Context-Aware Smart Spaces:

Our Vision:

Ubiquitous computing offers the vision of a physical environment that is fundamentally more responsive to people.  Users will be able to benefit from the “smartness” of rooms and public spaces to seamlessly interact with a wide variety of  internetworked wireless and wired devices, e.g. printers, monitors, speakers, wearable computers, appliances, kiosks, toys, sensors, other wireless personal digital assistants and other video-enabled mobile phones.  Emerging technologies such as wireless pico-cell Bluetooth networks, wireless Ethernet, third generation high speed cellular systems, low power high speed microprocessors, and matchbox-sized gigabyte disks are already hastening the arrival of a world in which smart spaces are truly pervasive.   

Research Papers:

Our Research: 

One of our initial goals was to address what we term the active device resolution problem in pervasive smart spaces.  A common mode of interaction with a device-filled environment is via remote control.   Given a user with a wireless PDA or cell phone who wishes to remotely control one of N devices or services within a smart room, which of the N devices is the intended or “active” device whose user interface (UI) should be automatically selected and prefetched before the user manipulates the remote control PDA?   This problem is illustrated in the figure below.
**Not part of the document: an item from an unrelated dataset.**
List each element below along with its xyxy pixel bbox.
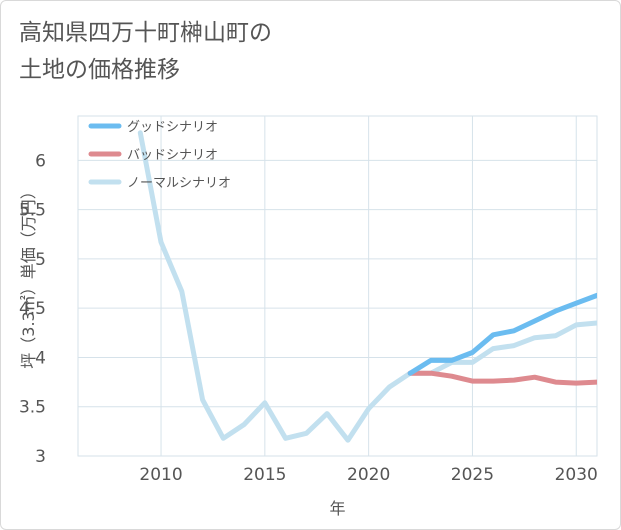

Automated selection of the UI eases the user’s interaction with a pervasive environment, in comparison to manual selection, which is cumbersome, and directional remote control, e.g. pointing and clicking, which is insufficient to resolve the active device ambiguity when a group of devices is closely spaced, as in a home entertainment system.  Our goal is to anticipate the next user interface desired by the user based on each user’s history of remote control accesses.  

We are currently collecting traces of user remote control behavior while utilizing a wireless PDA.  We are subjecting these traces to a variety of various A.I./machine learning prediction algorithms, including first and second order Markov prediction as well as naïve Bayesian prediction.  We have been able to obtain accuracies of prediction thus far of 75-90%, depending upon the algorithm and the degree of training.